Parmi les chefs de parti, seul le président du CDS-PP, Francisco Rodrigues dos Santos, n'est pas député et ne sera pas dans l'hémicycle.

Les principales interventions seront réalisées par Rui Rio, du PSD, Catarina Martins, coordinatrice de BE, Jerónimo de Sousa, secrétaire général du PCP. Au CDS, Telmo Correia, leader parlementaire, sera en charge de l'intervention principale.

Ce sera le premier débat sur l'état de la nation auquel participent deux autres partis, Chega, d'André Ventura, et IL, de João Cotrim Figueiredo. Dans l'hémicycle, il y a déjà deux députés indépendants – Joacine Katar Moreira (ex-Livre) et Cristina Rodrigues (ex-PAN).

Après des mois, de mars à juin, dans un climat de trêve politique, dans lequel les lois en réponse à l'épidémie de pandémie ont été approuvées par l'Assemblée de la République avec le soutien à gauche et à droite, l'environnement politique a commencé à s'approfondir dans le budget supplémentaire pour faire face aux dépenses avec la pandémie qui a presque paralysé et mis le pays en état d'urgence.

Pour la première fois en cinq ans, le PCP et le PEV, anciens partenaires des socialistes dans le soi-disant «engin», ont voté contre et le PS s'est isolé en faveur. Ils ont également voté contre CDS, Chega et IL. PSD, BE, PAN et la députée non inscrite (ex-PAN) Cristina Rodrigues se sont abstenues.

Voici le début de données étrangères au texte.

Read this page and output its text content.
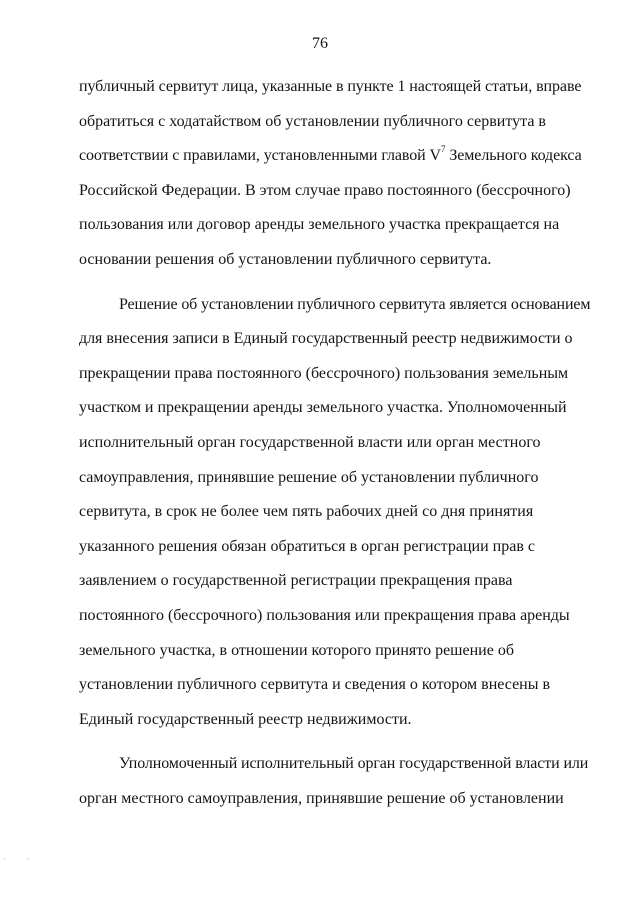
76
публичный сервитут лица, указанные в пункте 1 настоящей статьи, вправе
обратиться с ходатайством об установлении публичного сервитута в
соответствии с правилами, установленными главой $V^7$ Земельного кодекса
Российской Федерации. В этом случае право постоянного (бессрочного)
пользования или договор аренды земельного участка прекращается на
основании решения об установлении публичного сервитута.
Решение об установлении публичного сервитута является основанием
для внесения записи в Единый государственный реестр недвижимости о
прекращении права постоянного (бессрочного) пользования земельным
участком и прекращении аренды земельного участка. Уполномоченный
исполнительный орган государственной власти или орган местного
самоуправления, принявшие решение об установлении публичного
сервитута, в срок не более чем пять рабочих дней со дня принятия
указанного решения обязан обратиться в орган регистрации прав с
заявлением о государственной регистрации прекращения права
постоянного (бессрочного) пользования или прекращения права аренды
земельного участка, в отношении которого принято решение об
установлении публичного сервитута и сведения о котором внесены в
Единый государственный реестр недвижимости.
Уполномоченный исполнительный орган государственной власти или
орган местного самоуправления, принявшие решение об установлении
· ·
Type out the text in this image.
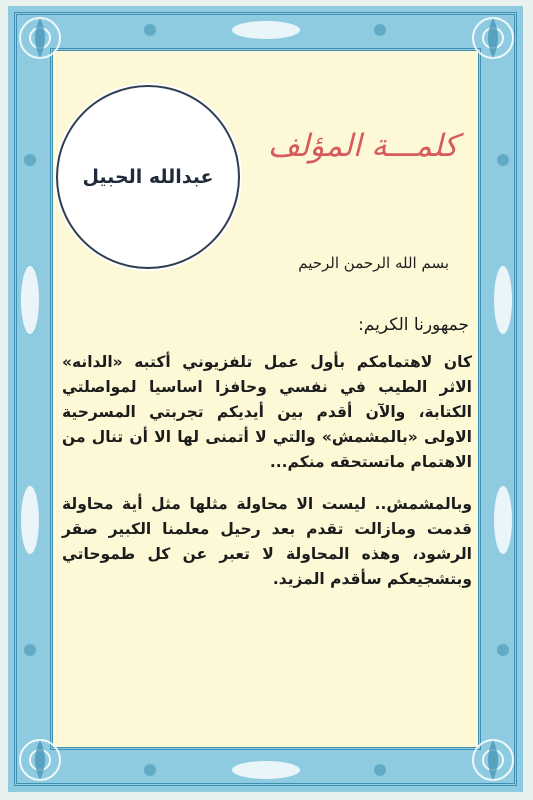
عبدالله الحبيل
كلمـــة المؤلف
بسم الله الرحمن الرحيم
جمهورنا الكريم:
كان لاهتمامكم بأول عمل تلفزيوني أكتبه «الدانه» الاثر الطيب في نفسي وحافزا اساسيا لمواصلتي الكتابة، والآن أقدم بين أيديكم تجربتي المسرحية الاولى «بالمشمش» والتي لا أتمنى لها الا أن تنال من الاهتمام ماتستحقه منكم...
وبالمشمش.. ليست الا محاولة مثلها مثل أية محاولة قدمت ومازالت تقدم بعد رحيل معلمنا الكبير صقر الرشود، وهذه المحاولة لا تعبر عن كل طموحاتي وبتشجيعكم سأقدم المزيد.
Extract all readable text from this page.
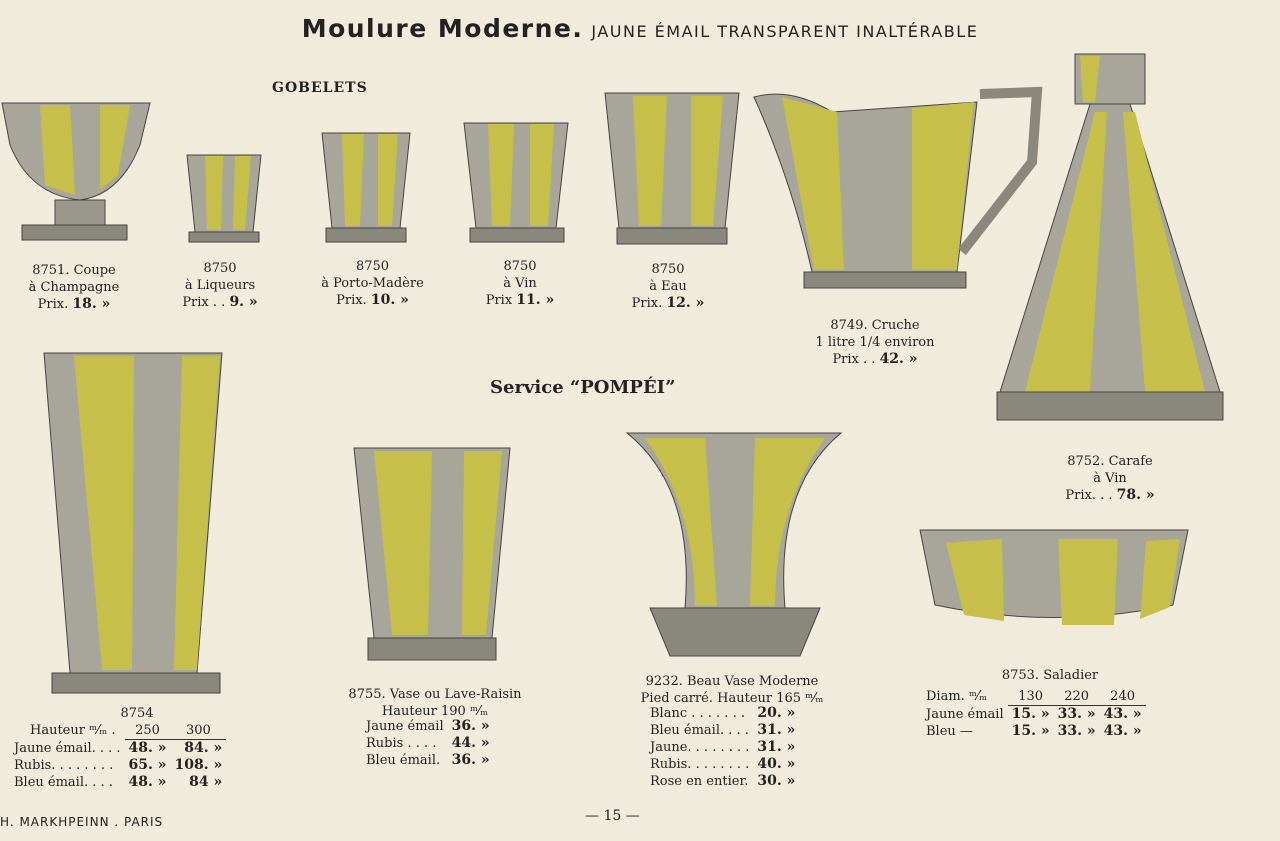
Moulure Moderne. JAUNE ÉMAIL TRANSPARENT INALTÉRABLE
GOBELETS
Service “POMPÉI”
8751. Coupe
à Champagne
Prix. 18. »
8750
à Liqueurs
Prix . . 9. »
8750
à Porto-Madère
Prix. 10. »
8750
à Vin
Prix 11. »
8750
à Eau
Prix. 12. »
8749. Cruche
1 litre 1/4 environ
Prix . . 42. »
8752. Carafe
à Vin
Prix. . . 78. »
8754
Hauteur ᵐ⁄ₘ .	250	300
Jaune émail. . . .	48. »	84. »
Rubis. . . . . . . .	65. »	108. »
Bleu émail. . . .	48. »	84 »
8755. Vase ou Lave-Raisin
Hauteur 190 ᵐ⁄ₘ
Jaune émail	36. »
Rubis . . . .	44. »
Bleu émail.	36. »
9232. Beau Vase Moderne
Pied carré. Hauteur 165 ᵐ⁄ₘ
Blanc . . . . . . .	20. »
Bleu émail. . . .	31. »
Jaune. . . . . . . .	31. »
Rubis. . . . . . . .	40. »
Rose en entier.	30. »
8753. Saladier
Diam. ᵐ⁄ₘ	130	220	240
Jaune émail	15. »	33. »	43. »
Bleu —	15. »	33. »	43. »
H. MARKHPEINN . PARIS	— 15 —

En 2019, le débat sur l'état de la nation, le dernier avant les élections d'octobre, António Costa a salué la stabilité en période d'entente à gauche, ou le soi-disant «engin», et la réalisation d'avoir réalisé «le déficit le plus bas la démocratie ".

"La stabilité politique, la prévisibilité des politiques, la normalité institutionnelle, le respect de la Constitution sont des éléments fondamentaux pour le gain de cette législature: le rétablissement de la confiance", a-t-il déclaré.

«Ni le diable n'est apparu, ni l'austérité n'a été déguisée», a-t-il dit, dans une phrase qui a généré du buzz dans l'hémicycle.